Собрание сочинений в 9 т. Т. 7. Весталка | страница 22
Госпиталь был «тяжелый», может быть, потому, что помещался вблизи вокзала и в первую очередь к нам направляли самых нетранспортабельных. Обычно приемка была вечером или ночами, тогда весь госпитальный состав — в приказе он назывался «персонал» — делился на тех, кто ехал принимать раненых с товарной площадки, куда прибывали санитарные поезда, и тех, кто выгружал раненых во дворе из машин и подвод, принимал, обрабатывал, мыл, тащил носилки по этажам, размещал по палатам.
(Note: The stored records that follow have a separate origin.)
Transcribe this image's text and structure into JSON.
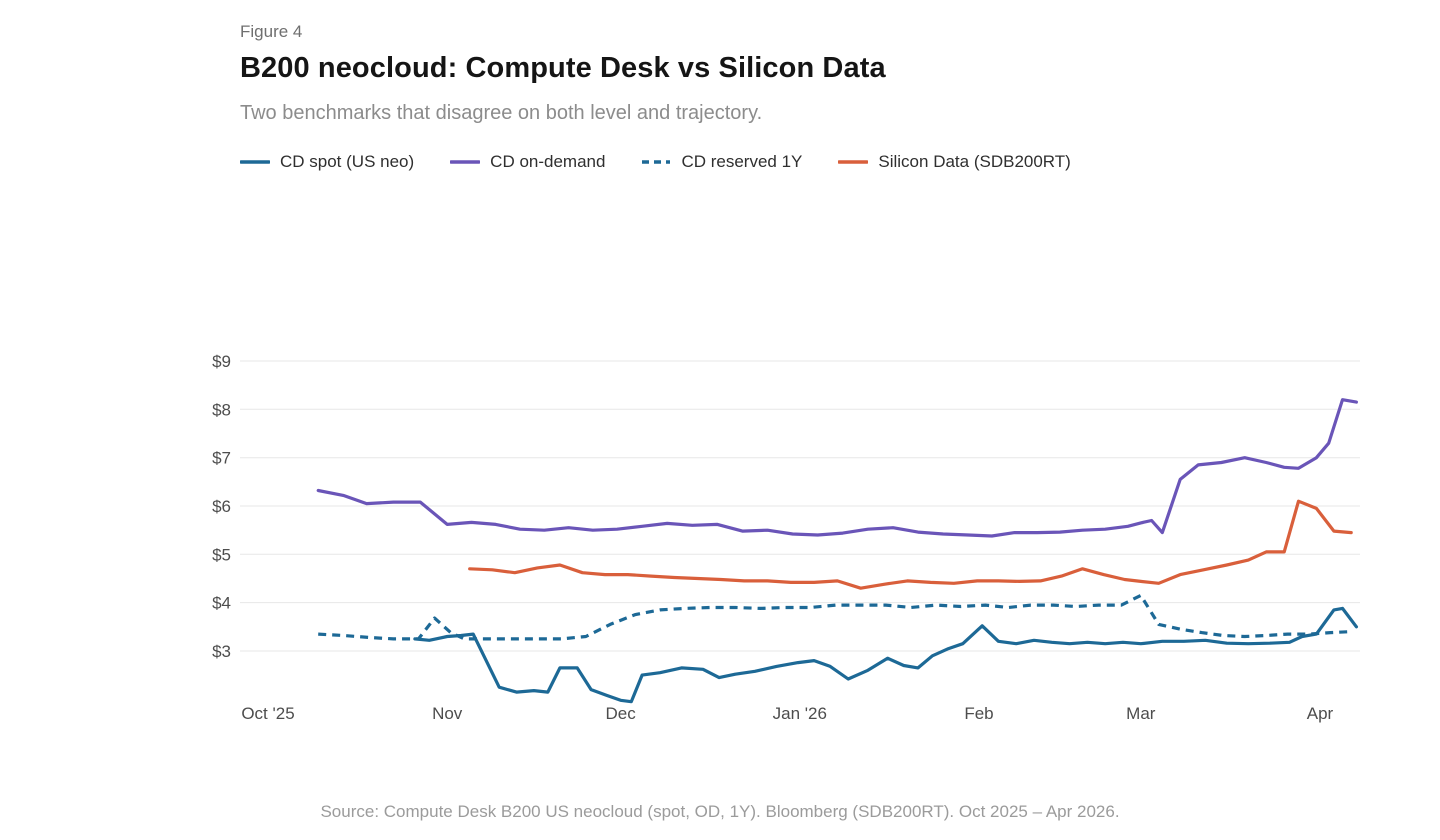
{
  "header": {
    "figure_label": "Figure 4",
    "title": "B200 neocloud: Compute Desk vs Silicon Data",
    "subtitle": "Two benchmarks that disagree on both level and trajectory."
  },
  "footer": {
    "source": "Source: Compute Desk B200 US neocloud (spot, OD, 1Y). Bloomberg (SDB200RT). Oct 2025 – Apr 2026."
  },
  "colors": {
    "blue": "#1d6996",
    "purple": "#6a55b8",
    "orange": "#d95f3b",
    "grid": "#e7e7e7",
    "axis_text": "#4d4d4d"
  },
  "chart_data": {
    "type": "line",
    "title": "B200 neocloud: Compute Desk vs Silicon Data",
    "subtitle": "Two benchmarks that disagree on both level and trajectory.",
    "x_axis": {
      "unit": "months from Oct 2025 (fractional)",
      "total_days": 182,
      "month_lengths": [
        31,
        30,
        31,
        31,
        28,
        31,
        30
      ],
      "ticks": [
        {
          "label": "Oct '25",
          "day": 0
        },
        {
          "label": "Nov",
          "day": 31
        },
        {
          "label": "Dec",
          "day": 61
        },
        {
          "label": "Jan '26",
          "day": 92
        },
        {
          "label": "Feb",
          "day": 123
        },
        {
          "label": "Mar",
          "day": 151
        },
        {
          "label": "Apr",
          "day": 182
        }
      ]
    },
    "y_axis": {
      "prefix": "$",
      "ticks": [
        3,
        4,
        5,
        6,
        7,
        8,
        9
      ],
      "max_tick": 9,
      "visible_range": [
        1.9,
        9.3
      ]
    },
    "legend_position": "top",
    "grid": true,
    "series": [
      {
        "name": "CD spot (US neo)",
        "slug": "cd-spot-us-neo",
        "color_key": "blue",
        "dash": false,
        "points": [
          [
            0.82,
            3.25
          ],
          [
            0.9,
            3.22
          ],
          [
            1.0,
            3.3
          ],
          [
            1.08,
            3.32
          ],
          [
            1.15,
            3.35
          ],
          [
            1.3,
            2.25
          ],
          [
            1.4,
            2.15
          ],
          [
            1.5,
            2.18
          ],
          [
            1.58,
            2.15
          ],
          [
            1.65,
            2.65
          ],
          [
            1.75,
            2.65
          ],
          [
            1.83,
            2.2
          ],
          [
            1.92,
            2.08
          ],
          [
            2.0,
            1.98
          ],
          [
            2.06,
            1.95
          ],
          [
            2.12,
            2.5
          ],
          [
            2.22,
            2.55
          ],
          [
            2.34,
            2.65
          ],
          [
            2.46,
            2.62
          ],
          [
            2.55,
            2.45
          ],
          [
            2.64,
            2.52
          ],
          [
            2.75,
            2.58
          ],
          [
            2.87,
            2.68
          ],
          [
            2.99,
            2.76
          ],
          [
            3.08,
            2.8
          ],
          [
            3.17,
            2.68
          ],
          [
            3.27,
            2.42
          ],
          [
            3.38,
            2.6
          ],
          [
            3.49,
            2.85
          ],
          [
            3.58,
            2.7
          ],
          [
            3.66,
            2.65
          ],
          [
            3.74,
            2.9
          ],
          [
            3.83,
            3.05
          ],
          [
            3.91,
            3.15
          ],
          [
            4.02,
            3.52
          ],
          [
            4.12,
            3.2
          ],
          [
            4.23,
            3.15
          ],
          [
            4.34,
            3.22
          ],
          [
            4.45,
            3.18
          ],
          [
            4.56,
            3.15
          ],
          [
            4.67,
            3.18
          ],
          [
            4.78,
            3.15
          ],
          [
            4.89,
            3.18
          ],
          [
            5.0,
            3.15
          ],
          [
            5.12,
            3.2
          ],
          [
            5.24,
            3.2
          ],
          [
            5.36,
            3.22
          ],
          [
            5.48,
            3.16
          ],
          [
            5.6,
            3.15
          ],
          [
            5.72,
            3.16
          ],
          [
            5.83,
            3.18
          ],
          [
            5.9,
            3.3
          ],
          [
            5.98,
            3.35
          ],
          [
            6.08,
            3.85
          ],
          [
            6.13,
            3.88
          ],
          [
            6.21,
            3.5
          ]
        ]
      },
      {
        "name": "CD on-demand",
        "slug": "cd-on-demand",
        "color_key": "purple",
        "dash": false,
        "points": [
          [
            0.28,
            6.32
          ],
          [
            0.42,
            6.22
          ],
          [
            0.55,
            6.05
          ],
          [
            0.7,
            6.08
          ],
          [
            0.85,
            6.08
          ],
          [
            1.0,
            5.62
          ],
          [
            1.14,
            5.66
          ],
          [
            1.28,
            5.62
          ],
          [
            1.42,
            5.52
          ],
          [
            1.56,
            5.5
          ],
          [
            1.7,
            5.55
          ],
          [
            1.84,
            5.5
          ],
          [
            1.98,
            5.52
          ],
          [
            2.12,
            5.58
          ],
          [
            2.26,
            5.64
          ],
          [
            2.4,
            5.6
          ],
          [
            2.54,
            5.62
          ],
          [
            2.68,
            5.48
          ],
          [
            2.82,
            5.5
          ],
          [
            2.96,
            5.42
          ],
          [
            3.1,
            5.4
          ],
          [
            3.24,
            5.44
          ],
          [
            3.38,
            5.52
          ],
          [
            3.52,
            5.55
          ],
          [
            3.66,
            5.46
          ],
          [
            3.8,
            5.42
          ],
          [
            3.94,
            5.4
          ],
          [
            4.08,
            5.38
          ],
          [
            4.22,
            5.45
          ],
          [
            4.36,
            5.45
          ],
          [
            4.5,
            5.46
          ],
          [
            4.64,
            5.5
          ],
          [
            4.78,
            5.52
          ],
          [
            4.92,
            5.58
          ],
          [
            5.0,
            5.65
          ],
          [
            5.06,
            5.7
          ],
          [
            5.12,
            5.45
          ],
          [
            5.22,
            6.55
          ],
          [
            5.32,
            6.85
          ],
          [
            5.45,
            6.9
          ],
          [
            5.58,
            7.0
          ],
          [
            5.7,
            6.9
          ],
          [
            5.8,
            6.8
          ],
          [
            5.88,
            6.78
          ],
          [
            5.98,
            7.0
          ],
          [
            6.05,
            7.3
          ],
          [
            6.13,
            8.2
          ],
          [
            6.21,
            8.15
          ]
        ]
      },
      {
        "name": "CD reserved 1Y",
        "slug": "cd-reserved-1y",
        "color_key": "blue",
        "dash": true,
        "points": [
          [
            0.28,
            3.35
          ],
          [
            0.42,
            3.32
          ],
          [
            0.56,
            3.28
          ],
          [
            0.7,
            3.25
          ],
          [
            0.84,
            3.25
          ],
          [
            0.93,
            3.68
          ],
          [
            1.02,
            3.38
          ],
          [
            1.1,
            3.25
          ],
          [
            1.24,
            3.25
          ],
          [
            1.38,
            3.25
          ],
          [
            1.52,
            3.25
          ],
          [
            1.66,
            3.25
          ],
          [
            1.8,
            3.3
          ],
          [
            1.94,
            3.55
          ],
          [
            2.08,
            3.75
          ],
          [
            2.22,
            3.85
          ],
          [
            2.36,
            3.88
          ],
          [
            2.5,
            3.9
          ],
          [
            2.64,
            3.9
          ],
          [
            2.78,
            3.88
          ],
          [
            2.92,
            3.9
          ],
          [
            3.06,
            3.9
          ],
          [
            3.2,
            3.95
          ],
          [
            3.34,
            3.95
          ],
          [
            3.48,
            3.95
          ],
          [
            3.62,
            3.9
          ],
          [
            3.76,
            3.95
          ],
          [
            3.9,
            3.92
          ],
          [
            4.04,
            3.95
          ],
          [
            4.18,
            3.9
          ],
          [
            4.32,
            3.95
          ],
          [
            4.46,
            3.95
          ],
          [
            4.6,
            3.92
          ],
          [
            4.74,
            3.95
          ],
          [
            4.88,
            3.95
          ],
          [
            5.0,
            4.15
          ],
          [
            5.1,
            3.55
          ],
          [
            5.22,
            3.45
          ],
          [
            5.34,
            3.38
          ],
          [
            5.46,
            3.32
          ],
          [
            5.58,
            3.3
          ],
          [
            5.7,
            3.32
          ],
          [
            5.82,
            3.35
          ],
          [
            5.94,
            3.35
          ],
          [
            6.06,
            3.38
          ],
          [
            6.18,
            3.4
          ]
        ]
      },
      {
        "name": "Silicon Data (SDB200RT)",
        "slug": "silicon-data-sdb200rt",
        "color_key": "orange",
        "dash": false,
        "points": [
          [
            1.13,
            4.7
          ],
          [
            1.26,
            4.68
          ],
          [
            1.39,
            4.62
          ],
          [
            1.52,
            4.72
          ],
          [
            1.65,
            4.78
          ],
          [
            1.78,
            4.62
          ],
          [
            1.91,
            4.58
          ],
          [
            2.04,
            4.58
          ],
          [
            2.17,
            4.55
          ],
          [
            2.3,
            4.52
          ],
          [
            2.43,
            4.5
          ],
          [
            2.56,
            4.48
          ],
          [
            2.69,
            4.45
          ],
          [
            2.82,
            4.45
          ],
          [
            2.95,
            4.42
          ],
          [
            3.08,
            4.42
          ],
          [
            3.21,
            4.45
          ],
          [
            3.34,
            4.3
          ],
          [
            3.47,
            4.38
          ],
          [
            3.6,
            4.45
          ],
          [
            3.73,
            4.42
          ],
          [
            3.86,
            4.4
          ],
          [
            3.99,
            4.45
          ],
          [
            4.12,
            4.45
          ],
          [
            4.25,
            4.44
          ],
          [
            4.38,
            4.45
          ],
          [
            4.51,
            4.55
          ],
          [
            4.64,
            4.7
          ],
          [
            4.77,
            4.58
          ],
          [
            4.9,
            4.48
          ],
          [
            5.0,
            4.44
          ],
          [
            5.1,
            4.4
          ],
          [
            5.22,
            4.58
          ],
          [
            5.35,
            4.68
          ],
          [
            5.48,
            4.78
          ],
          [
            5.6,
            4.88
          ],
          [
            5.7,
            5.05
          ],
          [
            5.8,
            5.05
          ],
          [
            5.88,
            6.1
          ],
          [
            5.98,
            5.95
          ],
          [
            6.08,
            5.48
          ],
          [
            6.18,
            5.45
          ]
        ]
      }
    ]
  }
}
В такие приемные дни или ночи работали все, включая хозяйственников, финчасть, вахтеров, всегда был на месте и сам начальник госпиталя майор медицинской службы Неверов, и комиссар, капитан Дашевич, тощий мужчина с длинным лицом, впалыми глазами и нескончаемым лбом, он походил на виданную мной где-то гравюру — шведский король Карл Двенадцатый, — про себя я его так и звала.
Поезда прибывали и прибывали. То страшное, что творилось где-то на Западе, не видное нам ТАМ, выталкивало их сюда, как незавершенные отходы некоего жуткого «производства». Искалеченные куски жизни, недобранные войной, ускользнувшие из ее лап, они были страшны и непонятны, как те сводки Информбюро, которые становились все более тягостно краткими, однообразно неясными. Но мы, госпитальные, наверное, яснее других понимали, что дело плохо, — раненые были уже из-под Киева, Калинина, Вязьмы, было ясно, что немцы идут к Москве.
Чаще всего санпоезда подкатывали самой глухой ночью или на рассвете. Они были и сами как люди, усталые, забрызганные грязью, иногда с пробоинами, с выбитыми стеклами, с окнами, кое-как заделанными фанерой, завешанными простынями, заткнутыми шинелями. Их приводил такой же усталый, черный, будто обугленный, паровоз без огней. Он дымился впереди, вздыхал, как избитый великан. После всяких формальностей, даже перебранки и криков, начиналась приемка, выгрузка раненых — самое трудное дело, потому что вагоны были разные, в большинстве неприспособленные, тяжелых выносили на руках, подавали в окна, иные при этом дико кричали, матерились от боли, охали, кругом стоял смрад бинтов, загнившей крови, немытых, запачканных тел: ведь многие в дороге ходили под себя, не могли пошевелиться, их укладывали на носилки, на одеяла, на шинелях несли к автобусам, а то и просто к грузовикам, в телеги — грузовиков было мало. Госпиталь заполнялся в считанные дни, а раненые все прибывали — их размещали теперь уже в коридорах, в спортзале и даже на лестничных площадках, где находилось хоть сколько-нибудь свободного места.